Automatic thumbnails of web sites

LTjake on 2008-02-22T15:23:14

At $work, we decided that we kind of liked the idea of showing thumbnails of the sites we've linked in a particular section of our site. Naturally, there are existing services that can be used to do this. However, we weren't too hip on relying on those services.

We decided to try and make our own thumbnail service. We took an old machine, put Ubuntu (7.10) on it, and created a fairly simple script to control Firefox and generate the screenshots.

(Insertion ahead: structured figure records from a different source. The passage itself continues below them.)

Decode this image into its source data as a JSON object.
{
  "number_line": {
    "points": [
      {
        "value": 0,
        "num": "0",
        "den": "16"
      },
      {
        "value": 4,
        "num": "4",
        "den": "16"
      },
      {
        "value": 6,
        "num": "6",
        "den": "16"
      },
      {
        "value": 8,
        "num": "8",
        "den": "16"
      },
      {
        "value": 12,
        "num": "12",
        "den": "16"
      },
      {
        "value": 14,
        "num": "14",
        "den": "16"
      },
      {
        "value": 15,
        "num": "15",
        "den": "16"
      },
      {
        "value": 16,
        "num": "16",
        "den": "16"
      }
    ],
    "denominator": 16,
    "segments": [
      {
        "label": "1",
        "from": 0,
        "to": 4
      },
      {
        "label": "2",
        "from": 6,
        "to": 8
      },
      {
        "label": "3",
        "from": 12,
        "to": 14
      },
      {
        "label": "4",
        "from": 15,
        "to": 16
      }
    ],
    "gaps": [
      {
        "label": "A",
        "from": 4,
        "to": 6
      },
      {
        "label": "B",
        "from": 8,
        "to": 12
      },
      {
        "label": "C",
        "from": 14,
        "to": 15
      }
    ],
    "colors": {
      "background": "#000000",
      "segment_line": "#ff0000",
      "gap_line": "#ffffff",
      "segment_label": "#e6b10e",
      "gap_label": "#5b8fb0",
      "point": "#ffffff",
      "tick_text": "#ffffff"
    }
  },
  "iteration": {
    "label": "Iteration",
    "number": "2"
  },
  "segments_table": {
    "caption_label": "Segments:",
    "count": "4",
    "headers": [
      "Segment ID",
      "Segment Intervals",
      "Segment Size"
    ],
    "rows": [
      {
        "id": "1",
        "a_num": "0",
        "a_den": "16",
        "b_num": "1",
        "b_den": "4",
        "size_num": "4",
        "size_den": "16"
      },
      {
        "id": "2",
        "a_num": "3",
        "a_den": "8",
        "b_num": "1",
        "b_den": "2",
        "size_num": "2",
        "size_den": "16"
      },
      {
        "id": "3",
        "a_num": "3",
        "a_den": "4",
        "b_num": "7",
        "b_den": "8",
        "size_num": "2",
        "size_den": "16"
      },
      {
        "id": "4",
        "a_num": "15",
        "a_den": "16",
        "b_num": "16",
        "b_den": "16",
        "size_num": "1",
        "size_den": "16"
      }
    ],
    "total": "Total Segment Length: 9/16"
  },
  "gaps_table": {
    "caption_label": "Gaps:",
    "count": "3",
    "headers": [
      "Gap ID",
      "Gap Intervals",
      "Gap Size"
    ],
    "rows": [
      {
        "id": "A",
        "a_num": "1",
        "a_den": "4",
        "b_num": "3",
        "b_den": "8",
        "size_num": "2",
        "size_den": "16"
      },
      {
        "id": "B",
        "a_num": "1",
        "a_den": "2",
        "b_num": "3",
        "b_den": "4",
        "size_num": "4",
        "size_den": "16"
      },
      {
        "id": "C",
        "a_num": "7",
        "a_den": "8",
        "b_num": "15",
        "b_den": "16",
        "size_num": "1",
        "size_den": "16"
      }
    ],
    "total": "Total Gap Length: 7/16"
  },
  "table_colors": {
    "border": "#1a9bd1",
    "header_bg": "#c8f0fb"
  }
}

It uses X11::GUITest to do the automation and Imager::Screenshot to process the screen:

use strict;
use warnings;

use Imager::Screenshot ();
use X11::GUITest       ();
use Digest::MD5        ();
use CGI                ();

my $start   = '~/blank.html';
my @urls    = load_config( shift );
my $destdir = shift;
my $id      = close_and_reopen_firefox();

my $count = 0;
for my $url ( map { CGI->unescapeHTML( $_ ) } @urls ) {
    # skip "comments"
    next if $url =~ m{^#};
    # skip existing screenshots
    next if -e gen_filename( $url );

    load_page( $url );
    sleep( 20 );
    take_screenshot( $id, $url );

    # reload firefox after 100 urls
    if ( ++$count == 100 ) {
        $id    = close_and_reopen_firefox( $id );
        $count = 0;
    }
}

# close firefox
X11::GUITest::SendKeys( "%({F4})" );

sub gen_filename {
    my $url = shift;
    return "${destdir}/" . Digest::MD5::md5_hex( $url ) . '.jpg';
}

sub take_screenshot {
    my $id  = shift;
    my $url = shift;
    my $i   = Imager::Screenshot::screenshot( id => $id );

    # remove the scrollbar + scale
    $i = $i->crop( right => $i->getwidth - 15 );
    $i = $i->scale( xpixels => 150 );
    $i->write( file => gen_filename( $url ), jpegquality => 75 );
}

sub load_page {
    my $url = shift;
    X11::GUITest::SendKeys( '%({LEF})' );    # go "back"
    X11::GUITest::SendKeys( "^(l)" );
    X11::GUITest::WaitWindowViewable( 'Open Web Location' );
    X11::GUITest::SendKeys( "${url}{ENT}" );
}

sub close_and_reopen_firefox {
    my $id = shift;
    if ( $id ) {
        X11::GUITest::SetInputFocus( $id );
        X11::GUITest::SendKeys( "%({F4})" );
    }

    X11::GUITest::StartApp( "firefox $start" );
    ( $id ) = X11::GUITest::WaitWindowViewable( 'Mozilla Firefox' );
    sleep( 2 );
    X11::GUITest::SetInputFocus( $id );
    X11::GUITest::SendKeys( "{F11}" );

    return $id;
}

sub load_config {
    my $file = shift;

    open( my $data, $file );
    my @urls = split(
        "\n",
        do { local $/; <$data>; }
    );
    close( $data );

    return grep { length } @urls;
}

Now, you might have noticed that we close firefox after 100 urls -- in reality, it never gets that far. Things seem to segfault around 25 urls in. I don't particularly understand why it's so unstable. We've disabled the "session recovery" feature so firefox won't get stuck asking questions on startup, plus fast back<->forward history rendering in case it was leaking memory.

Hopefully someone will find this bit of code useful, and perhaps someone has some ideas as to how we can make this setup a little more stable.